Barty unfazed by the numbers
ASH Barty’s career has never been about numbers.
Since an extraordinary career rebirth in 2016, the Queenslander has ruthlessly focused on process — to the exclusion of everything else.
With the Fed Cup final in Perth this week beckoning as the final chapter in a wondrous season, Barty has already fashioned the most remarkable comeback in Australian tennis history.
Outside of Monica Seles’s return to grand slam glory after being stabbed on-court in 1993, Barty’s achievements after a two-year sabbatical are among the most inspiring in the sport’s history.
Included in her incredible feats are staggering metrics:
THE first Australian woman to secure the season-ending world No.1 ranking since Evonne Goolagong Cawley in 1976.
OWNER of the most victories in 2019 on the women’s tour, with 56. RESPONSIBLE for the best 2019 record for top-10 wins (12).
JOINT ownership of the most titles on tour with four titles (on outdoor hardcourt, clay, grass and indoor hardcourt).
AN UNSURPASSED $16 million in prizemoney this season alone, more than another player (man or woman).
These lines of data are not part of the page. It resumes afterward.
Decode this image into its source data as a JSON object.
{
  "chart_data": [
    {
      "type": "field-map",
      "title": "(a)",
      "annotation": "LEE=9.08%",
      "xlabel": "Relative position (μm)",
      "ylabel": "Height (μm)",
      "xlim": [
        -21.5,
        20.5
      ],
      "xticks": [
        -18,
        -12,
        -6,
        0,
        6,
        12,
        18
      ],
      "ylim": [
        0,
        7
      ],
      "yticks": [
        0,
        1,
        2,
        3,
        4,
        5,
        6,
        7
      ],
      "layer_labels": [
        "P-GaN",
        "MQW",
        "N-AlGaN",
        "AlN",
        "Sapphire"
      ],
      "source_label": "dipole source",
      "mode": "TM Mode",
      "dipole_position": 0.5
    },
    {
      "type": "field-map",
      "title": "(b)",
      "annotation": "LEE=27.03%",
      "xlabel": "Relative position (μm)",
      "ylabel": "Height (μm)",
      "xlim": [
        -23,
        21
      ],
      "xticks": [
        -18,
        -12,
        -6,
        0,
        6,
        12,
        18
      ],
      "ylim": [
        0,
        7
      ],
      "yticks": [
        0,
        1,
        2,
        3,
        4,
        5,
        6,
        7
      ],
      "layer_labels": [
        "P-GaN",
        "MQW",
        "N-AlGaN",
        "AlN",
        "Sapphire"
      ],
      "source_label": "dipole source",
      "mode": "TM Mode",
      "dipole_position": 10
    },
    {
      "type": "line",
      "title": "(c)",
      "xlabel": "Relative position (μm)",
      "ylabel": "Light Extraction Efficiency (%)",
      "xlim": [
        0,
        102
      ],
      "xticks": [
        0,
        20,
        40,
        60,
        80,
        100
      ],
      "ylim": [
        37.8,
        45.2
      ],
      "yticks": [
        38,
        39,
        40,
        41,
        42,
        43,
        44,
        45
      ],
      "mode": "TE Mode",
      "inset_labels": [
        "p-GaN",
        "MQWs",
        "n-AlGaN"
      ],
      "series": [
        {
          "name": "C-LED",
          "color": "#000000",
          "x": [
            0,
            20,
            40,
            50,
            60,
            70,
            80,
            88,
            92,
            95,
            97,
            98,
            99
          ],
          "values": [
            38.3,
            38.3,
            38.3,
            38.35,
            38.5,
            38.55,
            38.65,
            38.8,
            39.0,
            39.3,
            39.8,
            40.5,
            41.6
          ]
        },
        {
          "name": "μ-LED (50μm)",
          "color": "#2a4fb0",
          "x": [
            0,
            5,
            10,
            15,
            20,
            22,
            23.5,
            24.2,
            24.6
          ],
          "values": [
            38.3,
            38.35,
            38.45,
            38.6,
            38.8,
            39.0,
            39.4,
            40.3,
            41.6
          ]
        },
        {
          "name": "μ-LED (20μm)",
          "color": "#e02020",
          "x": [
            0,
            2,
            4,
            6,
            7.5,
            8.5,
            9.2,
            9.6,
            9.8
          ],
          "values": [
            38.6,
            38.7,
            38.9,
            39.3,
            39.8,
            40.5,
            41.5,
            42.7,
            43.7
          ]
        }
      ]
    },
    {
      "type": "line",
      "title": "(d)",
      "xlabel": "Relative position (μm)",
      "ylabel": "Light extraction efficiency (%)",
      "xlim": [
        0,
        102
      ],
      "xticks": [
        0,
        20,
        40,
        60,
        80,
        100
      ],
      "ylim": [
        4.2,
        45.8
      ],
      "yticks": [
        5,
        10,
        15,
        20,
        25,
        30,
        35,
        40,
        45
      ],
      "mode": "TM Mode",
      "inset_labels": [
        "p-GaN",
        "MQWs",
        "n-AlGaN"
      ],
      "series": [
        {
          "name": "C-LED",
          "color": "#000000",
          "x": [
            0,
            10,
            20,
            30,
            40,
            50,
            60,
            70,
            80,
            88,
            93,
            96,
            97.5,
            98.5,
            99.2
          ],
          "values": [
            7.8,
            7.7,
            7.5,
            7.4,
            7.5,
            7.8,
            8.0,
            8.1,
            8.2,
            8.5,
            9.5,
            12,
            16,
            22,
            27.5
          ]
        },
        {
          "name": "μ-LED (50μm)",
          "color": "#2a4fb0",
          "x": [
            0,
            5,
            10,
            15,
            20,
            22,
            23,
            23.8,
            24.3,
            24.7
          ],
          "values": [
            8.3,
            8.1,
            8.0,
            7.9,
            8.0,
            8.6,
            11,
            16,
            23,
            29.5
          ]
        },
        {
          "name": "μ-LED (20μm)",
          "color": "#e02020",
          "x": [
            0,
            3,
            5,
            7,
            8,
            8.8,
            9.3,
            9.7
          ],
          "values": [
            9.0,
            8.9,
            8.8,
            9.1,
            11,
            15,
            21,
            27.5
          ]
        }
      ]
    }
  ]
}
Buried in the avalanche of statistics is the fact Barty resumed just three years ago, ranked No.9999 in the world.
Her first cheque after returning to tennis from cricket was for just over $3000 at a third-tier event on grass at Eastbourne in June 2016.
This year alone, Barty has climbed from No.15, making the fastest ascent from entering the top-10 on April 4 to No.1 on June 24.
That rocketing 12-week rise easily eclipsed the previous swiftest on both tours — Naomi Osaka took 20 weeks, Marat Safin 23 weeks.
“It’s been a season of ups and downs, probably more ups than downs,” Barty said after landing the WTA Championships in Shenzhen.
Her trademark understatement, humility and modesty are etched in everything she has done this year.
It is par for the course for the French Open champion to deflect all of the personal glory to her team — led by Craig Tyzzer, Nicki Craig and Ben Crowe — using the word “we” much more than “I”.